We can get some high-level ideas without diving into PL theories.

Firstly, ANF explicitly defines the evaluation order. In the example above, %v3 has to be evaluated after %v2, even though they don't have dependencies between each other.

Secondly, with expression being binded to a variable, it becomes easier to fetch it later via the binding in a pass. This is useful in some passes such as auto-differentiation, with everything being just variables and their adjoints during the propagation, complex expressions such as functions (%f in the above example) don't require special handling.

Graph Normal Form

The downside of ANF is though, the difficulty to do pattern matching on a subgraph. This is when Graph Normal Form (GNF) comes into the picture,

def @GraphF(%x, %mean, %var) {
	%1 = batch_norm(%x, running_mean=%mean, running_var=%var)
	%2 = equal(%mean, 2)
	if (%2) {
		mul(%1, %1)
	} else {
		%1
	}
}

In GNF, expressions are not connected via variable bindings. The IR is no longer linear as in ANF but is more like a graph that contains vertices and edges. One can traverse directly from an expression to another via an edge. In the example above, you can reach node batch_norm by visiting the first argument of equal(%1, 2). Such graph structure is especially suitable for pattern matching and substitution. We find it is useful in many pass implementation.

However, GNF may result evaluation order ambiguity. This could be an issue when the IR contains side-effect.

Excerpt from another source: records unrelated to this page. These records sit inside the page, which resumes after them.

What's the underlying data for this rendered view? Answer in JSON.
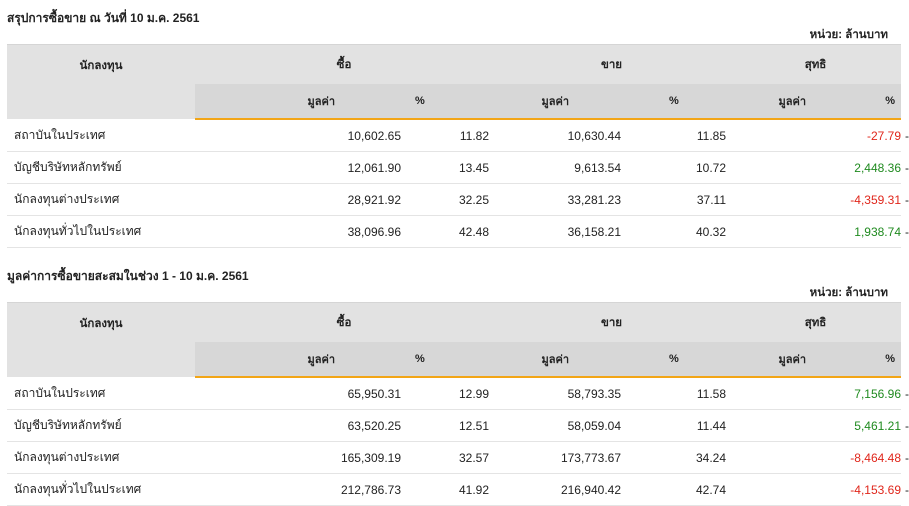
{
  "sections": [
    {
      "title": "สรุปการซื้อขาย ณ วันที่ 10 ม.ค. 2561",
      "unit": "หน่วย: ล้านบาท",
      "headers": {
        "investor": "นักลงทุน",
        "buy": "ซื้อ",
        "sell": "ขาย",
        "net": "สุทธิ",
        "value": "มูลค่า",
        "percent": "%"
      },
      "rows": [
        {
          "name": "สถาบันในประเทศ",
          "buy_value": "10,602.65",
          "buy_pct": "11.82",
          "sell_value": "10,630.44",
          "sell_pct": "11.85",
          "net_value": "-27.79",
          "net_sign": "neg",
          "net_pct": "-"
        },
        {
          "name": "บัญชีบริษัทหลักทรัพย์",
          "buy_value": "12,061.90",
          "buy_pct": "13.45",
          "sell_value": "9,613.54",
          "sell_pct": "10.72",
          "net_value": "2,448.36",
          "net_sign": "pos",
          "net_pct": "-"
        },
        {
          "name": "นักลงทุนต่างประเทศ",
          "buy_value": "28,921.92",
          "buy_pct": "32.25",
          "sell_value": "33,281.23",
          "sell_pct": "37.11",
          "net_value": "-4,359.31",
          "net_sign": "neg",
          "net_pct": "-"
        },
        {
          "name": "นักลงทุนทั่วไปในประเทศ",
          "buy_value": "38,096.96",
          "buy_pct": "42.48",
          "sell_value": "36,158.21",
          "sell_pct": "40.32",
          "net_value": "1,938.74",
          "net_sign": "pos",
          "net_pct": "-"
        }
      ]
    },
    {
      "title": "มูลค่าการซื้อขายสะสมในช่วง 1 - 10 ม.ค. 2561",
      "unit": "หน่วย: ล้านบาท",
      "headers": {
        "investor": "นักลงทุน",
        "buy": "ซื้อ",
        "sell": "ขาย",
        "net": "สุทธิ",
        "value": "มูลค่า",
        "percent": "%"
      },
      "rows": [
        {
          "name": "สถาบันในประเทศ",
          "buy_value": "65,950.31",
          "buy_pct": "12.99",
          "sell_value": "58,793.35",
          "sell_pct": "11.58",
          "net_value": "7,156.96",
          "net_sign": "pos",
          "net_pct": "-"
        },
        {
          "name": "บัญชีบริษัทหลักทรัพย์",
          "buy_value": "63,520.25",
          "buy_pct": "12.51",
          "sell_value": "58,059.04",
          "sell_pct": "11.44",
          "net_value": "5,461.21",
          "net_sign": "pos",
          "net_pct": "-"
        },
        {
          "name": "นักลงทุนต่างประเทศ",
          "buy_value": "165,309.19",
          "buy_pct": "32.57",
          "sell_value": "173,773.67",
          "sell_pct": "34.24",
          "net_value": "-8,464.48",
          "net_sign": "neg",
          "net_pct": "-"
        },
        {
          "name": "นักลงทุนทั่วไปในประเทศ",
          "buy_value": "212,786.73",
          "buy_pct": "41.92",
          "sell_value": "216,940.42",
          "sell_pct": "42.74",
          "net_value": "-4,153.69",
          "net_sign": "neg",
          "net_pct": "-"
        }
      ]
    }
  ]
}
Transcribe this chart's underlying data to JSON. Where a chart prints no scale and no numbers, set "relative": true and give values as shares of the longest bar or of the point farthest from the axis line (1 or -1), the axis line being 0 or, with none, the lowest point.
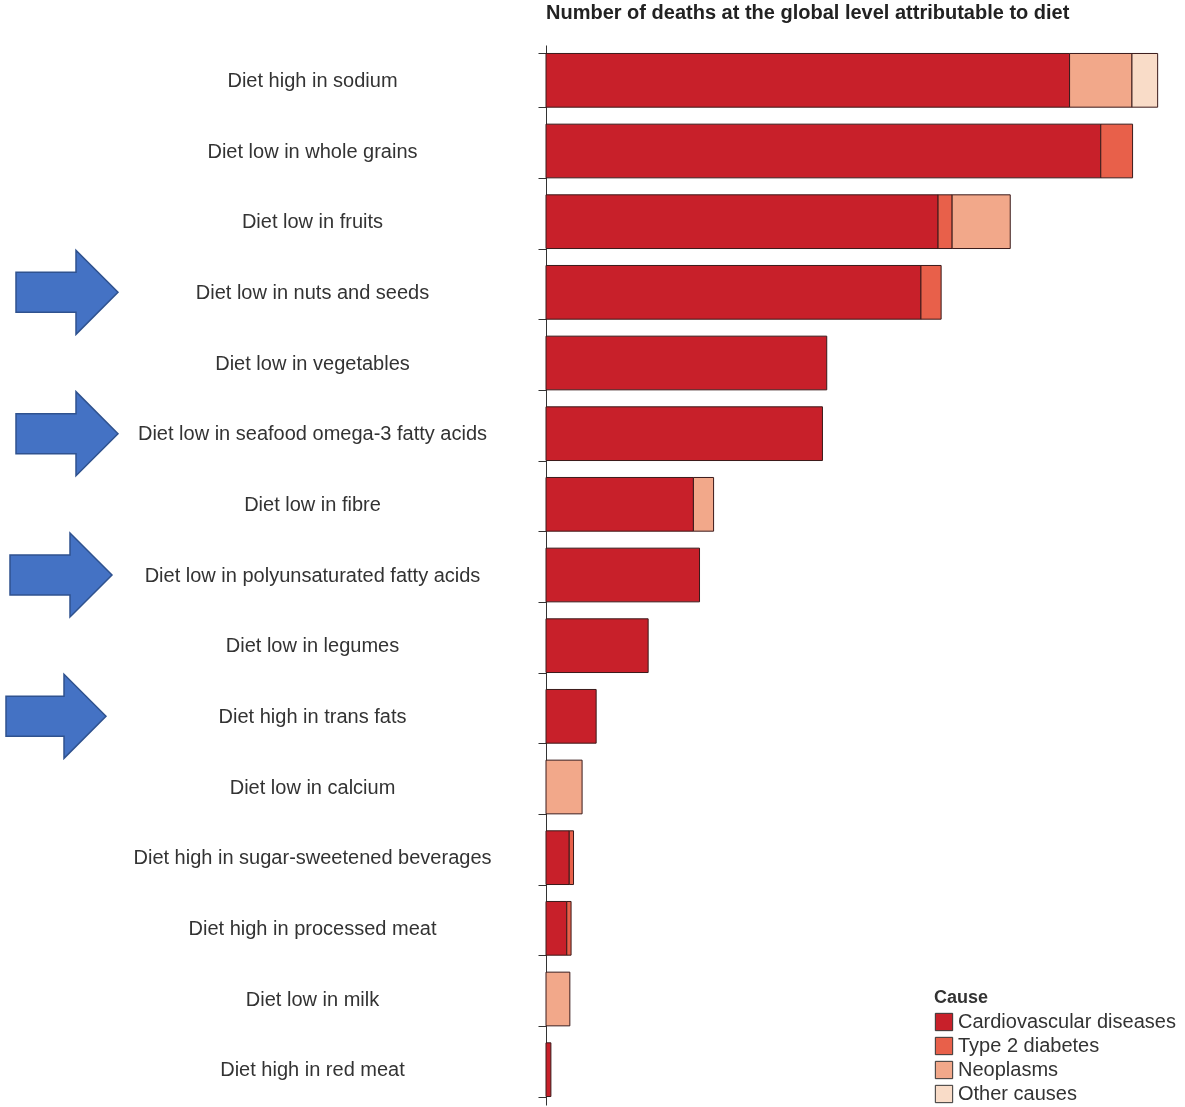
{
  "chart_data": {
    "type": "bar",
    "orientation": "horizontal",
    "stacked": true,
    "relative": true,
    "title": "Number of deaths at the global level attributable to diet",
    "legend_title": "Cause",
    "legend": "bottom right",
    "categories": [
      "Diet high in sodium",
      "Diet low in whole grains",
      "Diet low in fruits",
      "Diet low in nuts and seeds",
      "Diet low in vegetables",
      "Diet low in seafood omega-3 fatty acids",
      "Diet low in fibre",
      "Diet low in polyunsaturated fatty acids",
      "Diet low in legumes",
      "Diet high in trans fats",
      "Diet low in calcium",
      "Diet high in sugar-sweetened beverages",
      "Diet high in processed meat",
      "Diet low in milk",
      "Diet high in red meat"
    ],
    "series": [
      {
        "name": "Cardiovascular diseases",
        "color": "#c8202a",
        "values": [
          0.856,
          0.907,
          0.641,
          0.613,
          0.459,
          0.452,
          0.241,
          0.251,
          0.167,
          0.082,
          null,
          0.038,
          0.034,
          null,
          0.008
        ]
      },
      {
        "name": "Type 2 diabetes",
        "color": "#e8604a",
        "values": [
          null,
          0.052,
          0.023,
          0.033,
          null,
          null,
          null,
          null,
          null,
          null,
          null,
          0.007,
          0.007,
          null,
          null
        ]
      },
      {
        "name": "Neoplasms",
        "color": "#f2a88a",
        "values": [
          0.102,
          null,
          0.095,
          null,
          null,
          null,
          0.033,
          null,
          null,
          null,
          0.059,
          null,
          null,
          0.039,
          null
        ]
      },
      {
        "name": "Other causes",
        "color": "#f9dcc8",
        "values": [
          0.042,
          null,
          null,
          null,
          null,
          null,
          null,
          null,
          null,
          null,
          null,
          null,
          null,
          null,
          null
        ]
      }
    ]
  }
}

In the example above, %1 technically resides in the if-else scope that can be evaluted just when either branch is reached. In addition, %1 = batch_norm(%x, running_mean=%mean, running_var=%var) and %2 = equal(%mean, 2) don't have dependencies between each other from the IR's perspective. However, as batch_norm is a side-effect operation which may update %mean, it does matter in this case which expression is evaluated first, while GNF fails to capture the dependency.

Basic Block Normal Form

BBNF is a hybrid of ANF and GNF that merges the advantages from both sides. Borrowed from the idea in Apache TVM community, we also adopted Basic Block Normal Form (BBNF) which is a trade-off between ANF and GNF. In BBNF, the IR is grouped into multiple basic blocks, within each block it is GNF, while for values that are being used in multiple blocks, they have to be referred by a variable. For instance, the example in GNF will be rewritten as,

def @BBlockNF(%x, %mean, %var) {
	let %v1 = batch_norm(%x, running_mean=%mean, running_var=%var) // block 0
	%2 = equal(%mean, 2)                                           // block 0
	if (%2) {                                                      // block 0
		mul(%v1, %v1)                                               // block 1
	} else {
		%v1                                                         // block 2
	}
}

By having the let bindings, the IR above implicitly defines the dependency and the execution order. Meanwhile the graph format within each basic block makes pass implementation much easier compare to ANF.

Design Choices

Everything is an argument. RAF has both ANF and BBNF in use and they can be easily converted to each other. (There is GNF too but in most cases it is just used as an intermediate status when converting to BBNF). Passes require easy traversal and pattern matching use BBNF, while those require strict execution order and variable bindings, such as rematerialization, auto-differentiation, etc., work on ANF. Some passes, e.g., type inference, etc., can work on either format.

Use raf::pass::ToANormalForm() and raf::pass::ToBasicBlockNormalForm() to convert the IR format between each other. Remember to call raf::pass::ToGraphNormalForm() first before converting to BBNF.